她吓了一跳,相公有事外出,这会只有她一个人在家,而这人冒失的闯入屋里找她是想做什么?
“我是莫可儿,你是——”
“废话少说,跟我来!”那名年轻女子不由分说,拉着她就往外去。
“你是谁,要带我上哪去?!”她边被拉着边愕然问。
“我是严烈的外室,严烈快要被你丈夫害死了,你还不过去阻止!”
“你说什么?!”她不明就里,停下脚步,用力扯回被拉着的手。
“你还不走,再拖下去,严烈就真的没命活了!”女子急得跳脚了。
“你把话说清楚,我相公把严烈怎么了?”她正色的问。
“我这会哪有时间多说,等你去了自然就知道状况。”女子瞧来都快急哭了。
她脸一沉。“那好,我相公与严烈此刻人在哪?”她问。
“他们在市集的门碑梁柱下。”
莫可儿听完立刻往市集方向去,那自称是严烈外室的女子像是松了一口气,旋即跟上去。
莫可儿人刚到市集,立即看见一大群人围挤在前方,她往人群里挤,想瞧发生什么事了,等挤到最前头看到眼前的景象后,她不由愣了愣。
严烈被吊在门碑的梁上,在上头鸡猫子喊叫求饶。“放我下来,放我下来!”他那样子狼狈得很,简直丢人现眼。
而指挥两个大汉将他绑上去的不是别人,正是她的丈夫曾思齐。
今日是假日,本来两夫妻该要去市集摆摊的,可他突然说今日有事不摆摊了,将她一个人留在家就出门办事了,只是想不到要办的就是这事!
“要下来可以,但把话说清楚了。”曾思齐站在下头望着被吊着的严烈那惊慌失措的样子,语气森凉的说。

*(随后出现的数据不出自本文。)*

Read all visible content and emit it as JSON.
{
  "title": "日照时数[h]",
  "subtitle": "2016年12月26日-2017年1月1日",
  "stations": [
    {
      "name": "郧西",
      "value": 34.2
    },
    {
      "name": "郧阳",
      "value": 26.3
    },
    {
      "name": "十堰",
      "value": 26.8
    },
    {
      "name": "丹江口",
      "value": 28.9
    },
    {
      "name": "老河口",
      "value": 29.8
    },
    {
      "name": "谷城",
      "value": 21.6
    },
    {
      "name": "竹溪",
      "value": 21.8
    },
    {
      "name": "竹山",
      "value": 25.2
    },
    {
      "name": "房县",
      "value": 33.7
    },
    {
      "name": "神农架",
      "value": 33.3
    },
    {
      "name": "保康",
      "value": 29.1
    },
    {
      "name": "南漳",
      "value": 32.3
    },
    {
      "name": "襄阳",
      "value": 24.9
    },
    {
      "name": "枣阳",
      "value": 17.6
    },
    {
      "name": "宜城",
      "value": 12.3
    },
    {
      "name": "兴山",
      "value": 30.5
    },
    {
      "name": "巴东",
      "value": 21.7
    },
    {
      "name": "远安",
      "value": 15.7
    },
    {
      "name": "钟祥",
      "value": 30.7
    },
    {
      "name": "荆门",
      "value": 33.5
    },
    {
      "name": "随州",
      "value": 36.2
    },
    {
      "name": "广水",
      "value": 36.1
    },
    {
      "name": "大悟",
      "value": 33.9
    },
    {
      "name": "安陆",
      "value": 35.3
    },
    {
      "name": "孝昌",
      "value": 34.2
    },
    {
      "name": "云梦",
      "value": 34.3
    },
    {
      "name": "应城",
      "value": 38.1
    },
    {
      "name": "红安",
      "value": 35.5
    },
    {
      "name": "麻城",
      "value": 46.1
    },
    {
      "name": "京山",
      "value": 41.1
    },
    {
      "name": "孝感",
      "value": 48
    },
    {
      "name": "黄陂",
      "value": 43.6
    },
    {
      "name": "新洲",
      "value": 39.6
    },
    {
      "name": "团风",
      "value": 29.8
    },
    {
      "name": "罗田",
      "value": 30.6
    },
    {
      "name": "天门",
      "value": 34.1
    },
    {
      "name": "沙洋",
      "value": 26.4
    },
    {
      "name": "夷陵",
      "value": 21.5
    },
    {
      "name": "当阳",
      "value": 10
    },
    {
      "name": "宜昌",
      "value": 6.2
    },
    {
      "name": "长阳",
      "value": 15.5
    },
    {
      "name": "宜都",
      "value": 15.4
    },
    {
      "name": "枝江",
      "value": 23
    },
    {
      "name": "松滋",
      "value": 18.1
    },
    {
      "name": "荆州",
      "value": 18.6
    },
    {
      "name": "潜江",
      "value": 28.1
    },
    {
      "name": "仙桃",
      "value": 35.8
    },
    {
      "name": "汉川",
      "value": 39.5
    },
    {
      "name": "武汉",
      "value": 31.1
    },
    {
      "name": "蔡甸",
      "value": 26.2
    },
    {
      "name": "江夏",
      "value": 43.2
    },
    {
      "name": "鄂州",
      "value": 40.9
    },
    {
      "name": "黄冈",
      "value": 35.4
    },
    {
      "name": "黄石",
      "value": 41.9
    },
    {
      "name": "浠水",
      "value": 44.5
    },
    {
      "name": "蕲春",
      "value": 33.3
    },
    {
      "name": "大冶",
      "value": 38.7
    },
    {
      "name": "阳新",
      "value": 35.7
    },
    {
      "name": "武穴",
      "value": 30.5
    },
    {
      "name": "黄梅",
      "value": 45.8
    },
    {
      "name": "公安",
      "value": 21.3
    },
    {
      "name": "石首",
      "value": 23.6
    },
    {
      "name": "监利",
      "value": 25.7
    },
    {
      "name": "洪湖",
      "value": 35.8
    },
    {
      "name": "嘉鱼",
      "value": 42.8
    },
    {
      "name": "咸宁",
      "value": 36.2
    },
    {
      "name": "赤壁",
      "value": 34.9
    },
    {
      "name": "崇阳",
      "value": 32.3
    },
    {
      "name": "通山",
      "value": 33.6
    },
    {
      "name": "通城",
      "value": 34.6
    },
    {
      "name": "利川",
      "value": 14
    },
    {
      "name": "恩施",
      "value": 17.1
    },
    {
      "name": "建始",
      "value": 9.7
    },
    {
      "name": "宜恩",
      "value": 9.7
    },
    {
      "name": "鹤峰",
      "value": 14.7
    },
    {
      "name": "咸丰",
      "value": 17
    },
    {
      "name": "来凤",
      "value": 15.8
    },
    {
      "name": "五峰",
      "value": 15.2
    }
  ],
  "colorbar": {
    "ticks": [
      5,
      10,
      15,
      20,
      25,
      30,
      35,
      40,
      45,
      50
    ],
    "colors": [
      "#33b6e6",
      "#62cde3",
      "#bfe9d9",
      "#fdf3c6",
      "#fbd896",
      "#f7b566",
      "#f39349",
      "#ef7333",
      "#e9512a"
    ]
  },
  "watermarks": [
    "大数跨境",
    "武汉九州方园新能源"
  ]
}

“姓曾的,你敢这么对我,我不会放过你的!”严烈不顾脸面的大吼大叫。
“是吗?我说表妹,你也认为我该放他下来吗?”他突然对着身后的人问。
莫可儿这才发现他身后站了个女人,这女人是谁她并不认识,可他却叫她表妹?
这女人长相不错,可惜嘴一张却有一口暴牙,此刻她正咬牙切齿的看着严烈。“该死的,想下来不如等投胎!”
“娘子,你真误会了,我没干出这种事的!”严烈哭说。
莫可儿这下明白了,原来这女人是严烈的妻子薛东珠,这人恰巧是曾君宝妻子娘家的亲戚,难怪相公唤她表妹,因为论关系叫她表妹也没错。

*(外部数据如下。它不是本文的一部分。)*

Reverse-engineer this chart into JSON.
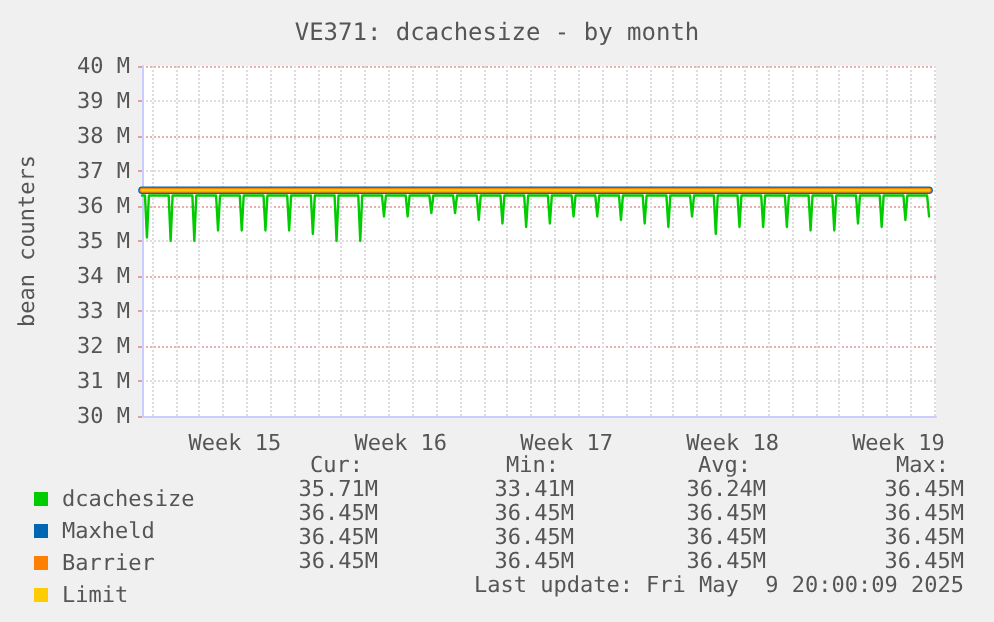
{
  "chart_data": {
    "type": "line",
    "title": "VE371: dcachesize - by month",
    "ylabel": "bean counters",
    "xlim": [
      "2025-04-06T14:00",
      "2025-05-10T02:00"
    ],
    "xticks": [
      {
        "value": "2025-04-10T12:00",
        "label": "Week 15"
      },
      {
        "value": "2025-04-17T12:00",
        "label": "Week 16"
      },
      {
        "value": "2025-04-24T12:00",
        "label": "Week 17"
      },
      {
        "value": "2025-05-01T12:00",
        "label": "Week 18"
      },
      {
        "value": "2025-05-08T12:00",
        "label": "Week 19"
      }
    ],
    "ylim": [
      30,
      40
    ],
    "yticks": [
      {
        "value": 30,
        "label": "30 M"
      },
      {
        "value": 31,
        "label": "31 M"
      },
      {
        "value": 32,
        "label": "32 M"
      },
      {
        "value": 33,
        "label": "33 M"
      },
      {
        "value": 34,
        "label": "34 M"
      },
      {
        "value": 35,
        "label": "35 M"
      },
      {
        "value": 36,
        "label": "36 M"
      },
      {
        "value": 37,
        "label": "37 M"
      },
      {
        "value": 38,
        "label": "38 M"
      },
      {
        "value": 39,
        "label": "39 M"
      },
      {
        "value": 40,
        "label": "40 M"
      }
    ],
    "grid": true,
    "legend": "bottom left",
    "marker": "none",
    "line_style": "solid",
    "series": [
      {
        "name": "dcachesize",
        "color": "#00cc00",
        "x": [
          "2025-04-06T14:00",
          "2025-04-06T17:00",
          "2025-04-06T19:00",
          "2025-04-06T21:00",
          "2025-04-07T17:00",
          "2025-04-07T19:00",
          "2025-04-07T21:00",
          "2025-04-08T17:00",
          "2025-04-08T19:00",
          "2025-04-08T21:00",
          "2025-04-09T17:00",
          "2025-04-09T19:00",
          "2025-04-09T21:00",
          "2025-04-10T17:00",
          "2025-04-10T19:00",
          "2025-04-10T21:00",
          "2025-04-11T17:00",
          "2025-04-11T19:00",
          "2025-04-11T21:00",
          "2025-04-12T17:00",
          "2025-04-12T19:00",
          "2025-04-12T21:00",
          "2025-04-13T17:00",
          "2025-04-13T19:00",
          "2025-04-13T21:00",
          "2025-04-14T17:00",
          "2025-04-14T19:00",
          "2025-04-14T21:00",
          "2025-04-15T17:00",
          "2025-04-15T19:00",
          "2025-04-15T21:00",
          "2025-04-16T17:00",
          "2025-04-16T19:00",
          "2025-04-16T21:00",
          "2025-04-17T17:00",
          "2025-04-17T19:00",
          "2025-04-17T21:00",
          "2025-04-18T17:00",
          "2025-04-18T19:00",
          "2025-04-18T21:00",
          "2025-04-19T17:00",
          "2025-04-19T19:00",
          "2025-04-19T21:00",
          "2025-04-20T17:00",
          "2025-04-20T19:00",
          "2025-04-20T21:00",
          "2025-04-21T17:00",
          "2025-04-21T19:00",
          "2025-04-21T21:00",
          "2025-04-22T17:00",
          "2025-04-22T19:00",
          "2025-04-22T21:00",
          "2025-04-23T17:00",
          "2025-04-23T19:00",
          "2025-04-23T21:00",
          "2025-04-24T17:00",
          "2025-04-24T19:00",
          "2025-04-24T21:00",
          "2025-04-25T17:00",
          "2025-04-25T19:00",
          "2025-04-25T21:00",
          "2025-04-26T17:00",
          "2025-04-26T19:00",
          "2025-04-26T21:00",
          "2025-04-27T17:00",
          "2025-04-27T19:00",
          "2025-04-27T21:00",
          "2025-04-28T17:00",
          "2025-04-28T19:00",
          "2025-04-28T21:00",
          "2025-04-29T17:00",
          "2025-04-29T19:00",
          "2025-04-29T21:00",
          "2025-04-30T17:00",
          "2025-04-30T19:00",
          "2025-04-30T21:00",
          "2025-05-01T17:00",
          "2025-05-01T19:00",
          "2025-05-01T21:00",
          "2025-05-02T17:00",
          "2025-05-02T19:00",
          "2025-05-02T21:00",
          "2025-05-03T17:00",
          "2025-05-03T19:00",
          "2025-05-03T21:00",
          "2025-05-04T17:00",
          "2025-05-04T19:00",
          "2025-05-04T21:00",
          "2025-05-05T17:00",
          "2025-05-05T19:00",
          "2025-05-05T21:00",
          "2025-05-06T17:00",
          "2025-05-06T19:00",
          "2025-05-06T21:00",
          "2025-05-07T17:00",
          "2025-05-07T19:00",
          "2025-05-07T21:00",
          "2025-05-08T17:00",
          "2025-05-08T19:00",
          "2025-05-08T21:00",
          "2025-05-09T17:00",
          "2025-05-09T19:00"
        ],
        "values": [
          36.3,
          36.3,
          35.1,
          36.3,
          36.3,
          35.0,
          36.3,
          36.3,
          35.0,
          36.3,
          36.3,
          35.3,
          36.3,
          36.3,
          35.3,
          36.3,
          36.3,
          35.3,
          36.3,
          36.3,
          35.3,
          36.3,
          36.3,
          35.2,
          36.3,
          36.3,
          35.0,
          36.3,
          36.3,
          35.0,
          36.3,
          36.3,
          35.7,
          36.3,
          36.3,
          35.7,
          36.3,
          36.3,
          35.8,
          36.3,
          36.3,
          35.8,
          36.3,
          36.3,
          35.6,
          36.3,
          36.3,
          35.5,
          36.3,
          36.3,
          35.4,
          36.3,
          36.3,
          35.5,
          36.3,
          36.3,
          35.7,
          36.3,
          36.3,
          35.7,
          36.3,
          36.3,
          35.6,
          36.3,
          36.3,
          35.5,
          36.3,
          36.3,
          35.4,
          36.3,
          36.3,
          35.7,
          36.3,
          36.3,
          35.2,
          36.3,
          36.3,
          35.4,
          36.3,
          36.3,
          35.4,
          36.3,
          36.3,
          35.4,
          36.3,
          36.3,
          35.3,
          36.3,
          36.3,
          35.3,
          36.3,
          36.3,
          35.5,
          36.3,
          36.3,
          35.4,
          36.3,
          36.3,
          35.6,
          36.3,
          36.3,
          35.7
        ]
      },
      {
        "name": "Maxheld",
        "color": "#0066b3",
        "x": [
          "2025-04-06T14:00",
          "2025-05-09T19:00"
        ],
        "values": [
          36.45,
          36.45
        ]
      },
      {
        "name": "Barrier",
        "color": "#ff8000",
        "x": [
          "2025-04-06T14:00",
          "2025-05-09T19:00"
        ],
        "values": [
          36.45,
          36.45
        ]
      },
      {
        "name": "Limit",
        "color": "#ffcc00",
        "x": [
          "2025-04-06T14:00",
          "2025-05-09T19:00"
        ],
        "values": [
          36.45,
          36.45
        ]
      }
    ],
    "annotations": [
      "Cur:",
      "Min:",
      "Avg:",
      "Max:",
      "35.71M",
      "33.41M",
      "36.24M",
      "36.45M",
      "36.45M",
      "36.45M",
      "36.45M",
      "36.45M",
      "36.45M",
      "36.45M",
      "36.45M",
      "36.45M",
      "36.45M",
      "36.45M",
      "36.45M",
      "36.45M",
      "Last update: Fri May  9 20:00:09 2025"
    ]
  }
}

没想到相公竞然将严烈的妻子给找来,更离谱的是,严烈的妻子怎会听他的话对付自己的丈夫呢?
“住口,还说没有,你竟敢在外称我是脾气暴躁的丑女,还说会娶我是瞧中我与曾家的关系,甚至在外头给我养了三、四个外室,喏,你的外室除了跑掉一个之外,其它全在这了,你若死了,我让她们全进门给你哭坟!”薛东珠指着被五花大绑拖上来的几个女人道。
严烈见状脸都青了,张着嘴说不出话,他有些惧内,薛东珠的家世比他的好,在家大多是趾高气扬的,他拿她一点办法也没有,所以才会瞒着她不断向外发展另找温柔乡,收了一个又一个外室,可这些都是自己的秘密,原本隐藏得很好,以为无人知晓,殊不知曾思齐却能神通广大的挖出他这些把柄,还跑去告诉薛东珠,这女人惯会吃醋,这一得知后哪里会放过他,马上命家丁将他五花大绑押到这里,吊起来训夫给大家看了。
他狠狠的瞪向曾思齐,恨不得劈死这家伙!
“莫可儿,你怎么还站在这里看热闹,不上去救人吗?”去找她过来的女子焦急问道。
那名女子拿了块帕子将脸捂了起来,似怕让人认出。